Cancer is driven by mutations of many types: single nucleotide variants, insertion-deletion events within coding exons, and prolific DNA copy-number alterations (CNAs). CNAs have been often viewed as a passenger event due to seemingly inconsistent patterns between tumors and a large fraction of the genome altered, preventing traditional statistical analysis. Here, we present a tool which incorporates phenotypic data including haploinsufficiency and triploproficiency of genes and protein-protein interaction studies, which enables the identification of consistently altered pathways in cancer. This tool, HAPTRIG (for HAPloinsufficient and TRIplosensitive Gene) can be used with RNA, log2 CNA, absolute CNA data, or any other normalized gene-level data. As part of the pathway scoring process, control CNA networks are generated to provide a permuted-genome control, enabling detection of alterations in very heterogeneous cancer backgrounds. The customizable gene-scores which build these networks allow prioritization of altered network hubs: single genes which have exceptional influence within an altered pathway, facilitating hypothesis-testing in cell and animal models. A beta-version was validated in a recent publication from our lab to better predict tumor suppressor genes and oncogenes than Gene Set Enrichment Analysis, and additionally identified targetable pathway hubs which improved murine treatment in ovarian cancer chemo-resistant models. However, its applicability was limited in the beta. Now HAPTRIG can work with any user-supplied human dataset, not just TCGA samples, is an order of magnitude faster, able to run in parallel processors for unlimited speed improvement, and can produce pan-pathway outputs. The tool can use expected background rates from permuted data or compare to a second control dataset, which can be used to compare altered CNA pathways in tumor subtypes or unusual alterations of RNA compared to CNAs, among many other possibilities. We provide this tool for free community use online and in App form, so molecular biologists without bioinformatics training may produce well-informed hypotheses. We find that altered CNA pathways can predict chemoresistance risk groups within tumor types. A tumor suppressor gene hub was found to accelerate tumorigenesis upon deletion in a spontaneous mouse model.
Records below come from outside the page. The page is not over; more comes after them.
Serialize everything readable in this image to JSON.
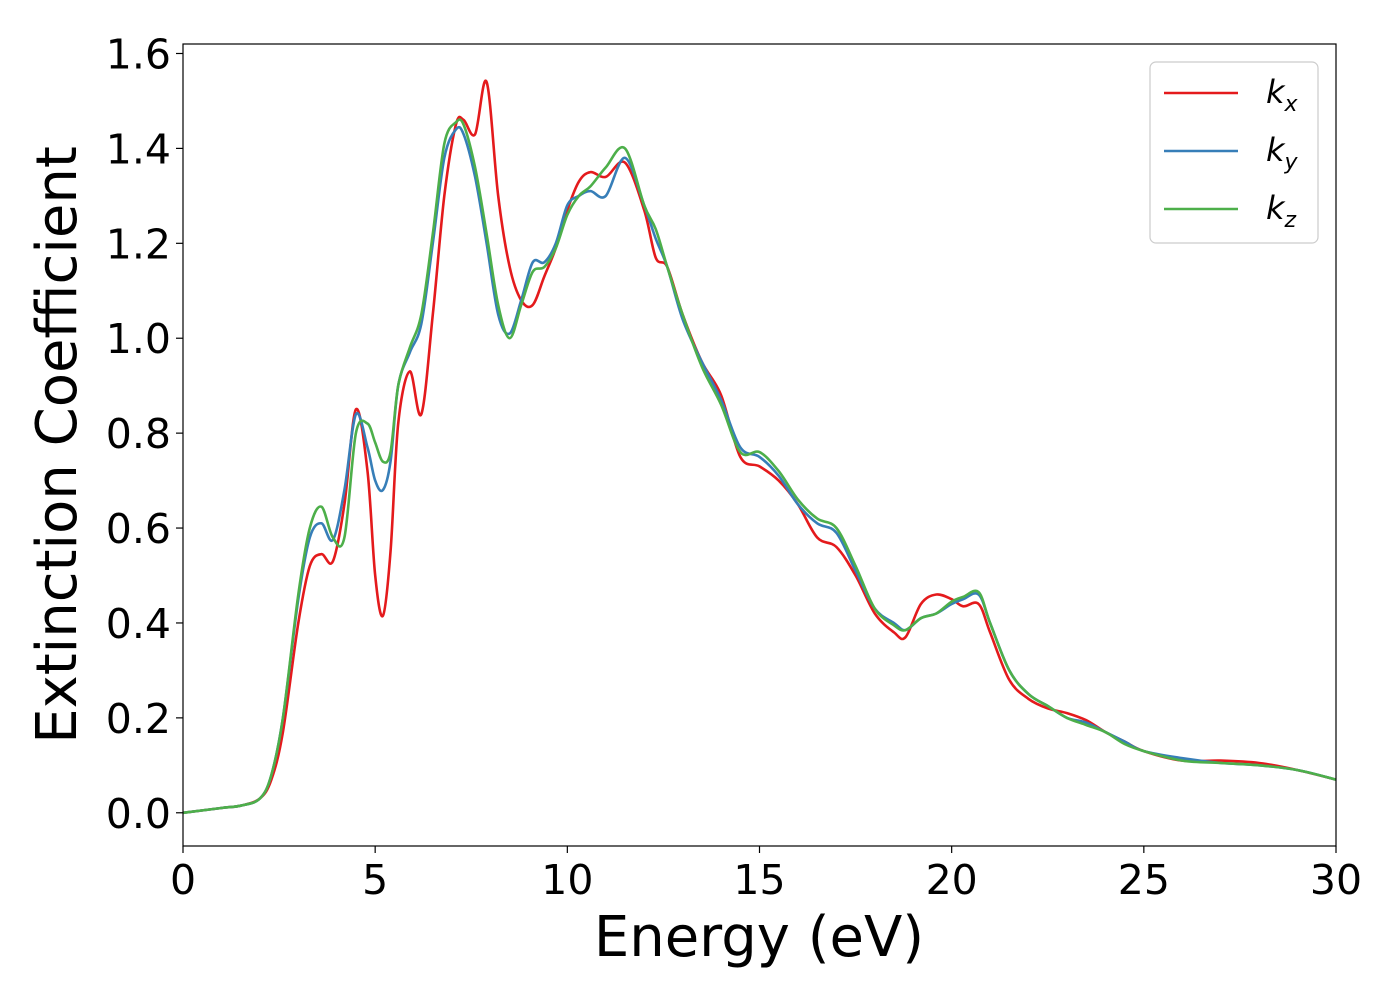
{
  "chart_data": {
    "type": "line",
    "xlabel": "Energy (eV)",
    "ylabel": "Extinction Coefficient",
    "xlim": [
      0,
      30
    ],
    "ylim": [
      -0.07,
      1.62
    ],
    "xticks": [
      0,
      5,
      10,
      15,
      20,
      25,
      30
    ],
    "xtick_labels": [
      "0",
      "5",
      "10",
      "15",
      "20",
      "25",
      "30"
    ],
    "yticks": [
      0.0,
      0.2,
      0.4,
      0.6,
      0.8,
      1.0,
      1.2,
      1.4,
      1.6
    ],
    "ytick_labels": [
      "0.0",
      "0.2",
      "0.4",
      "0.6",
      "0.8",
      "1.0",
      "1.2",
      "1.4",
      "1.6"
    ],
    "grid": false,
    "legend_position": "top-right",
    "series": [
      {
        "name": "k_x",
        "legend_base": "k",
        "legend_sub": "x",
        "color": "#e41a1c",
        "x": [
          0,
          1,
          1.5,
          2,
          2.3,
          2.6,
          3,
          3.3,
          3.6,
          3.9,
          4.2,
          4.5,
          4.8,
          5.0,
          5.2,
          5.4,
          5.6,
          5.9,
          6.2,
          6.5,
          6.8,
          7.1,
          7.3,
          7.6,
          7.9,
          8.2,
          8.5,
          8.8,
          9.1,
          9.4,
          9.7,
          10.0,
          10.3,
          10.6,
          11.0,
          11.5,
          12.0,
          12.3,
          12.6,
          13.0,
          13.5,
          14.0,
          14.5,
          15.0,
          15.5,
          16.0,
          16.5,
          17.0,
          17.5,
          18.0,
          18.5,
          18.8,
          19.2,
          19.6,
          20.0,
          20.3,
          20.7,
          21.0,
          21.5,
          22.0,
          22.5,
          23.0,
          23.5,
          24.0,
          24.5,
          25,
          26,
          27,
          28,
          29,
          30
        ],
        "y": [
          0.0,
          0.01,
          0.015,
          0.03,
          0.07,
          0.17,
          0.4,
          0.52,
          0.545,
          0.53,
          0.65,
          0.85,
          0.72,
          0.5,
          0.415,
          0.55,
          0.82,
          0.93,
          0.84,
          1.05,
          1.3,
          1.45,
          1.46,
          1.43,
          1.54,
          1.3,
          1.15,
          1.08,
          1.07,
          1.13,
          1.19,
          1.27,
          1.33,
          1.35,
          1.34,
          1.37,
          1.27,
          1.17,
          1.15,
          1.05,
          0.95,
          0.88,
          0.75,
          0.73,
          0.7,
          0.65,
          0.58,
          0.56,
          0.5,
          0.42,
          0.38,
          0.37,
          0.44,
          0.46,
          0.45,
          0.435,
          0.44,
          0.38,
          0.28,
          0.24,
          0.22,
          0.21,
          0.195,
          0.17,
          0.15,
          0.13,
          0.11,
          0.11,
          0.105,
          0.09,
          0.07
        ]
      },
      {
        "name": "k_y",
        "legend_base": "k",
        "legend_sub": "y",
        "color": "#377eb8",
        "x": [
          0,
          1,
          1.5,
          2,
          2.3,
          2.6,
          3,
          3.3,
          3.6,
          3.9,
          4.2,
          4.5,
          4.8,
          5.0,
          5.2,
          5.4,
          5.6,
          5.9,
          6.2,
          6.5,
          6.8,
          7.1,
          7.3,
          7.6,
          7.9,
          8.2,
          8.5,
          8.8,
          9.1,
          9.4,
          9.7,
          10.0,
          10.3,
          10.6,
          11.0,
          11.5,
          12.0,
          12.3,
          12.6,
          13.0,
          13.5,
          14.0,
          14.5,
          15.0,
          15.5,
          16.0,
          16.5,
          17.0,
          17.5,
          18.0,
          18.5,
          18.8,
          19.2,
          19.6,
          20.0,
          20.3,
          20.7,
          21.0,
          21.5,
          22.0,
          22.5,
          23.0,
          23.5,
          24.0,
          24.5,
          25,
          26,
          27,
          28,
          29,
          30
        ],
        "y": [
          0.0,
          0.01,
          0.015,
          0.03,
          0.08,
          0.2,
          0.45,
          0.58,
          0.61,
          0.575,
          0.68,
          0.84,
          0.77,
          0.7,
          0.68,
          0.74,
          0.9,
          0.97,
          1.03,
          1.2,
          1.38,
          1.44,
          1.43,
          1.34,
          1.2,
          1.05,
          1.01,
          1.08,
          1.16,
          1.16,
          1.2,
          1.28,
          1.3,
          1.31,
          1.3,
          1.38,
          1.28,
          1.21,
          1.15,
          1.04,
          0.95,
          0.87,
          0.77,
          0.75,
          0.71,
          0.65,
          0.61,
          0.59,
          0.51,
          0.43,
          0.4,
          0.385,
          0.41,
          0.42,
          0.44,
          0.45,
          0.46,
          0.4,
          0.3,
          0.25,
          0.225,
          0.2,
          0.19,
          0.17,
          0.15,
          0.13,
          0.115,
          0.105,
          0.1,
          0.09,
          0.07
        ]
      },
      {
        "name": "k_z",
        "legend_base": "k",
        "legend_sub": "z",
        "color": "#4daf4a",
        "x": [
          0,
          1,
          1.5,
          2,
          2.3,
          2.6,
          3,
          3.3,
          3.6,
          3.9,
          4.2,
          4.5,
          4.8,
          5.0,
          5.2,
          5.4,
          5.6,
          5.9,
          6.2,
          6.5,
          6.8,
          7.1,
          7.3,
          7.6,
          7.9,
          8.2,
          8.5,
          8.8,
          9.1,
          9.4,
          9.7,
          10.0,
          10.3,
          10.6,
          11.0,
          11.5,
          12.0,
          12.3,
          12.6,
          13.0,
          13.5,
          14.0,
          14.5,
          15.0,
          15.5,
          16.0,
          16.5,
          17.0,
          17.5,
          18.0,
          18.5,
          18.8,
          19.2,
          19.6,
          20.0,
          20.3,
          20.7,
          21.0,
          21.5,
          22.0,
          22.5,
          23.0,
          23.5,
          24.0,
          24.5,
          25,
          26,
          27,
          28,
          29,
          30
        ],
        "y": [
          0.0,
          0.01,
          0.015,
          0.03,
          0.08,
          0.2,
          0.46,
          0.6,
          0.645,
          0.58,
          0.58,
          0.8,
          0.82,
          0.78,
          0.74,
          0.76,
          0.9,
          0.98,
          1.05,
          1.22,
          1.41,
          1.455,
          1.45,
          1.36,
          1.22,
          1.07,
          1.0,
          1.07,
          1.14,
          1.15,
          1.19,
          1.26,
          1.3,
          1.32,
          1.36,
          1.4,
          1.28,
          1.23,
          1.15,
          1.05,
          0.94,
          0.86,
          0.76,
          0.76,
          0.72,
          0.66,
          0.62,
          0.6,
          0.52,
          0.43,
          0.395,
          0.385,
          0.41,
          0.42,
          0.445,
          0.455,
          0.465,
          0.4,
          0.3,
          0.25,
          0.225,
          0.2,
          0.185,
          0.17,
          0.145,
          0.13,
          0.11,
          0.105,
          0.1,
          0.09,
          0.07
        ]
      }
    ]
  }
}
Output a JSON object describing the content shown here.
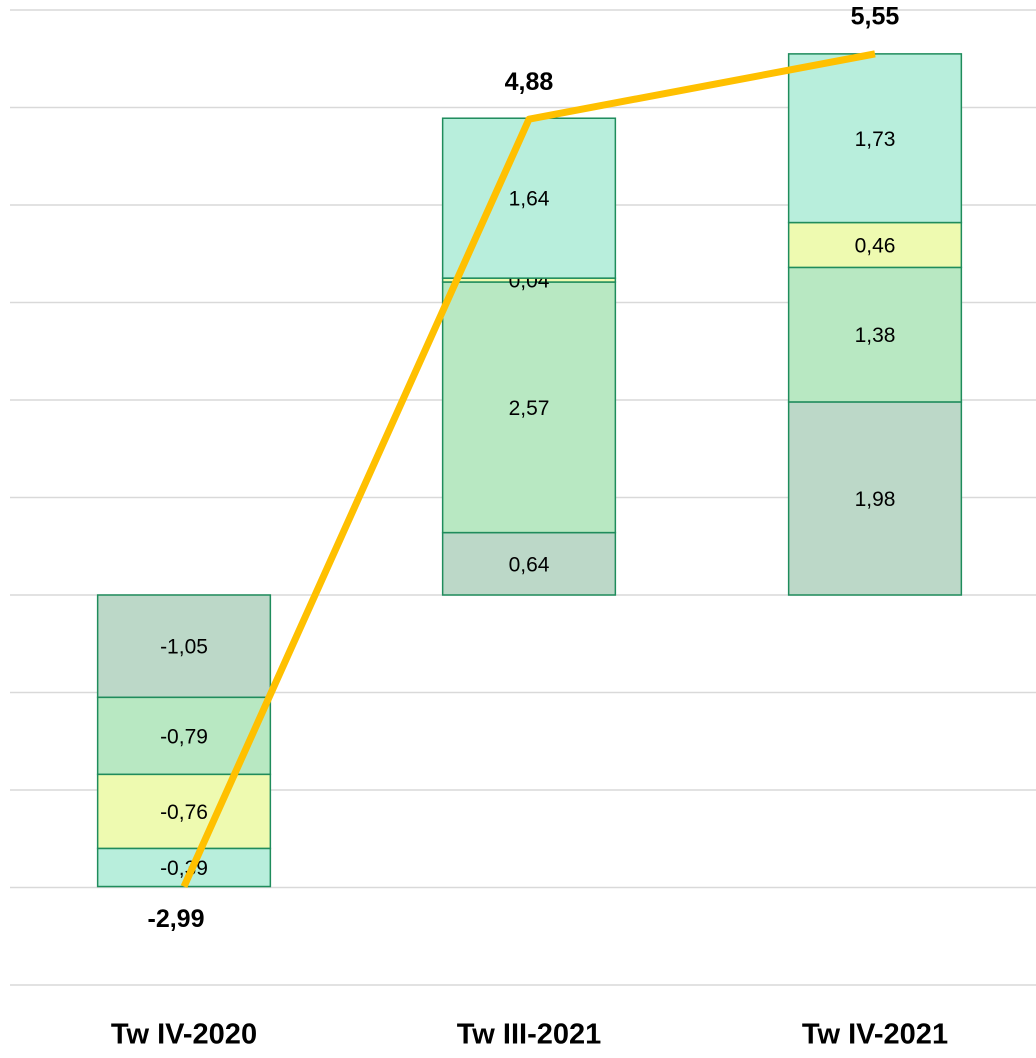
{
  "chart_data": {
    "type": "bar",
    "stacked": true,
    "categories": [
      "Tw IV-2020",
      "Tw III-2021",
      "Tw IV-2021"
    ],
    "series": [
      {
        "color": "#bcd8c8",
        "values": [
          -1.05,
          0.64,
          1.98
        ],
        "value_labels": [
          "-1,05",
          "0,64",
          "1,98"
        ]
      },
      {
        "color": "#b8e8c2",
        "values": [
          -0.79,
          2.57,
          1.38
        ],
        "value_labels": [
          "-0,79",
          "2,57",
          "1,38"
        ]
      },
      {
        "color": "#eefab0",
        "values": [
          -0.76,
          0.04,
          0.46
        ],
        "value_labels": [
          "-0,76",
          "0,04",
          "0,46"
        ]
      },
      {
        "color": "#b8eedc",
        "values": [
          -0.39,
          1.64,
          1.73
        ],
        "value_labels": [
          "-0,39",
          "1,64",
          "1,73"
        ]
      }
    ],
    "line": {
      "color": "#ffc000",
      "values": [
        -2.99,
        4.88,
        5.55
      ],
      "value_labels": [
        "-2,99",
        "4,88",
        "5,55"
      ]
    },
    "bar_border": "#1f8c5c",
    "ylim": [
      -4,
      6
    ],
    "yticks": [
      -4,
      -3,
      -2,
      -1,
      0,
      1,
      2,
      3,
      4,
      5,
      6
    ],
    "grid": true
  }
}
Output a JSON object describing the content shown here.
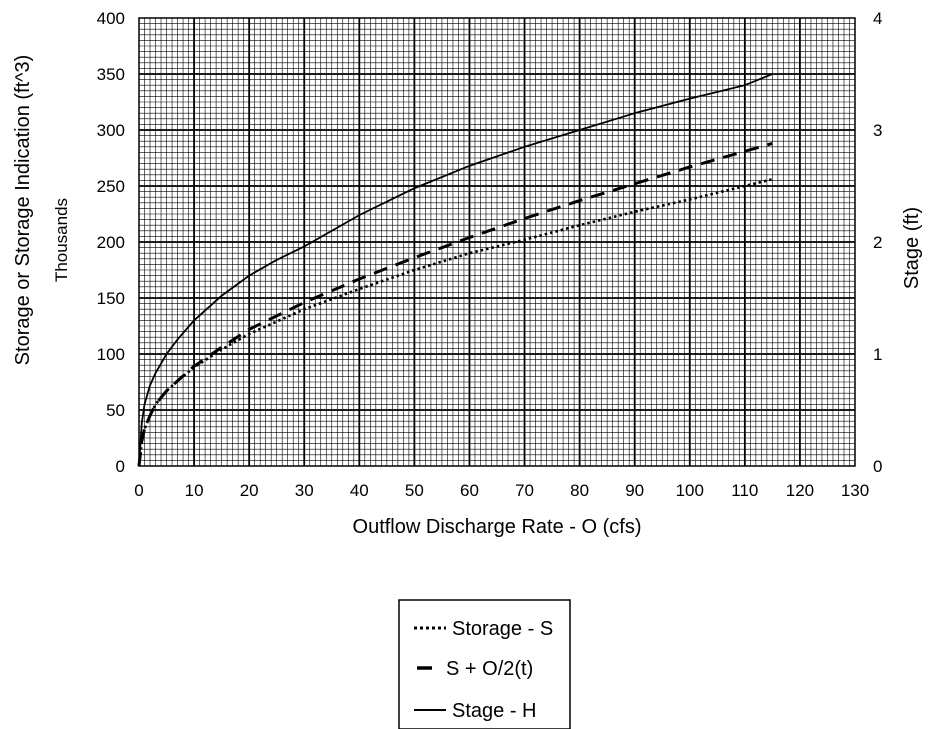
{
  "chart_data": {
    "type": "line",
    "xlabel": "Outflow Discharge Rate - O  (cfs)",
    "ylabel_left": "Storage or Storage Indication (ft^3)",
    "ylabel_left_sub": "Thousands",
    "ylabel_right": "Stage (ft)",
    "xlim": [
      0,
      130
    ],
    "ylim_left": [
      0,
      400
    ],
    "ylim_right": [
      0,
      4
    ],
    "x_ticks": [
      0,
      10,
      20,
      30,
      40,
      50,
      60,
      70,
      80,
      90,
      100,
      110,
      120,
      130
    ],
    "y_left_ticks": [
      0,
      50,
      100,
      150,
      200,
      250,
      300,
      350,
      400
    ],
    "y_right_ticks": [
      0,
      1,
      2,
      3,
      4
    ],
    "grid": true,
    "legend_position": "bottom-center",
    "series": [
      {
        "name": "Storage - S",
        "axis": "left",
        "style": "dotted",
        "x": [
          0,
          0.5,
          1,
          2,
          3,
          5,
          7,
          10,
          15,
          20,
          30,
          40,
          50,
          60,
          70,
          80,
          90,
          100,
          110,
          115
        ],
        "y": [
          0,
          22,
          33,
          45,
          55,
          67,
          76,
          88,
          104,
          118,
          140,
          158,
          175,
          190,
          202,
          215,
          227,
          238,
          250,
          256
        ]
      },
      {
        "name": "S + O/2(t)",
        "axis": "left",
        "style": "dashed",
        "x": [
          0,
          0.5,
          1,
          2,
          3,
          5,
          7,
          10,
          15,
          20,
          30,
          40,
          50,
          60,
          70,
          80,
          90,
          100,
          110,
          115
        ],
        "y": [
          0,
          22,
          33,
          45,
          55,
          67,
          76,
          89,
          106,
          122,
          146,
          167,
          186,
          204,
          221,
          237,
          252,
          267,
          281,
          288
        ]
      },
      {
        "name": "Stage - H",
        "axis": "right",
        "style": "solid",
        "x": [
          0,
          0.5,
          1,
          2,
          3,
          5,
          7,
          10,
          15,
          20,
          25,
          30,
          40,
          50,
          60,
          70,
          80,
          90,
          100,
          110,
          115
        ],
        "y": [
          0,
          0.38,
          0.55,
          0.72,
          0.83,
          1.0,
          1.13,
          1.3,
          1.52,
          1.7,
          1.84,
          1.96,
          2.24,
          2.48,
          2.68,
          2.85,
          3.0,
          3.15,
          3.28,
          3.4,
          3.5
        ]
      }
    ]
  }
}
Overall, HAPTRIG represents a user-friendly tool to better understand a whole new landscape of tumor mutations: that of copy number alterations.

Citation Format: Joe Ryan Delaney, Dwayne G. Stupack. Customizable weighted DNA copy-number networks inform oncogenic pathway alterations and chemoresistance risk [abstract]. In: Proceedings of the American Association for Cancer Research Annual Meeting 2018; 2018 Apr 14-18; Chicago, IL. Philadelphia (PA): AACR; Cancer Res 2018;78(13 Suppl):Abstract nr 2294.